No. Assuming you are a public charity and not a private foundation, you are permitted to lobby on pending legislation so long as it is not a “substantial” part of your activities. (See Ready Reference Page: “Lobbying Rules Create Opportunity for Charities.”) It is hard to imagine how merely signing on to a list of supporters would be deemed a “substantial” activity. Even if it is a significant activity, you could elect to measure your lobbying expenses under Section 501(h) and spend up to 20% of your first $500,000 of expenditures on lobbying. (See Ready Reference Page: “Should Your Organization Elect Under 501(h)?”)

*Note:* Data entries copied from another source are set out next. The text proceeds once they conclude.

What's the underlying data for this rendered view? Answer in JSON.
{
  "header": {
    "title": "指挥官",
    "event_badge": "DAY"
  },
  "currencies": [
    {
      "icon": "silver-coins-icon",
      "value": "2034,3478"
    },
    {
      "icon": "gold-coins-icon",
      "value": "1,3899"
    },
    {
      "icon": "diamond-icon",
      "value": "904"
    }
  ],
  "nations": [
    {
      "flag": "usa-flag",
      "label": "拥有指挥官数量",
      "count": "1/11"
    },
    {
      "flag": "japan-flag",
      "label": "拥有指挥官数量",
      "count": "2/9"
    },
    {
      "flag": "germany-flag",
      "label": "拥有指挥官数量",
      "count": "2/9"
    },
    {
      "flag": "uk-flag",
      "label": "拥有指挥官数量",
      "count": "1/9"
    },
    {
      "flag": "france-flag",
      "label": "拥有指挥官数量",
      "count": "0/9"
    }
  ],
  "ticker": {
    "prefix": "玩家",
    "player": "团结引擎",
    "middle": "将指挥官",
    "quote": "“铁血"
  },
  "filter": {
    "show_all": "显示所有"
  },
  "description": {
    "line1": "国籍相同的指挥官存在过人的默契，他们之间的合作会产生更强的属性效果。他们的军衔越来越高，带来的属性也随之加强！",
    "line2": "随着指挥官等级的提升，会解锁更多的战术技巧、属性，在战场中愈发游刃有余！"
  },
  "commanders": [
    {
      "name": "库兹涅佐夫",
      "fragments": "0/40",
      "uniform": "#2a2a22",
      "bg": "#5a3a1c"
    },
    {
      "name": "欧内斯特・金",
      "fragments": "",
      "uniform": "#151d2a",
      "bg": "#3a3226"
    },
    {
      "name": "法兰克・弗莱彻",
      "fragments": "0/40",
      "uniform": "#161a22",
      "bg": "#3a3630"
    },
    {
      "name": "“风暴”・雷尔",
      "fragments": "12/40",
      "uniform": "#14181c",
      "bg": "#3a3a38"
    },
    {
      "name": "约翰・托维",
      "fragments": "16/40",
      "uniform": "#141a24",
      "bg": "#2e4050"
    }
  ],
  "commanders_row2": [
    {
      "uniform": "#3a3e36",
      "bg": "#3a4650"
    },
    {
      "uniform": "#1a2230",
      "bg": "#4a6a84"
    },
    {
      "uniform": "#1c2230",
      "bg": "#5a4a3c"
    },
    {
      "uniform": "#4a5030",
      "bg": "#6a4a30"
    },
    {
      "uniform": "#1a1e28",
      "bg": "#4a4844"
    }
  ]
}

You sound like a perfect example of our adage that “if a charity isn’t lobbying, it probably isn’t doing its job.” If you care about the rights of persons with disabilities, there is no more important point for leverage and impact than affecting the rights set forth in the ADA. You could educate the general public for years without having a tiny fraction of the impact you can have by obtaining a few key provisions in the law.
You may want to do more than add your name to a list. You may want to mobilize your constituents and actively join the lobbying efforts to push what you think is important. You can be sure that there will be vocal opponents to the positions you support. Legislators sometimes listen, but they cannot respond to what they do not hear.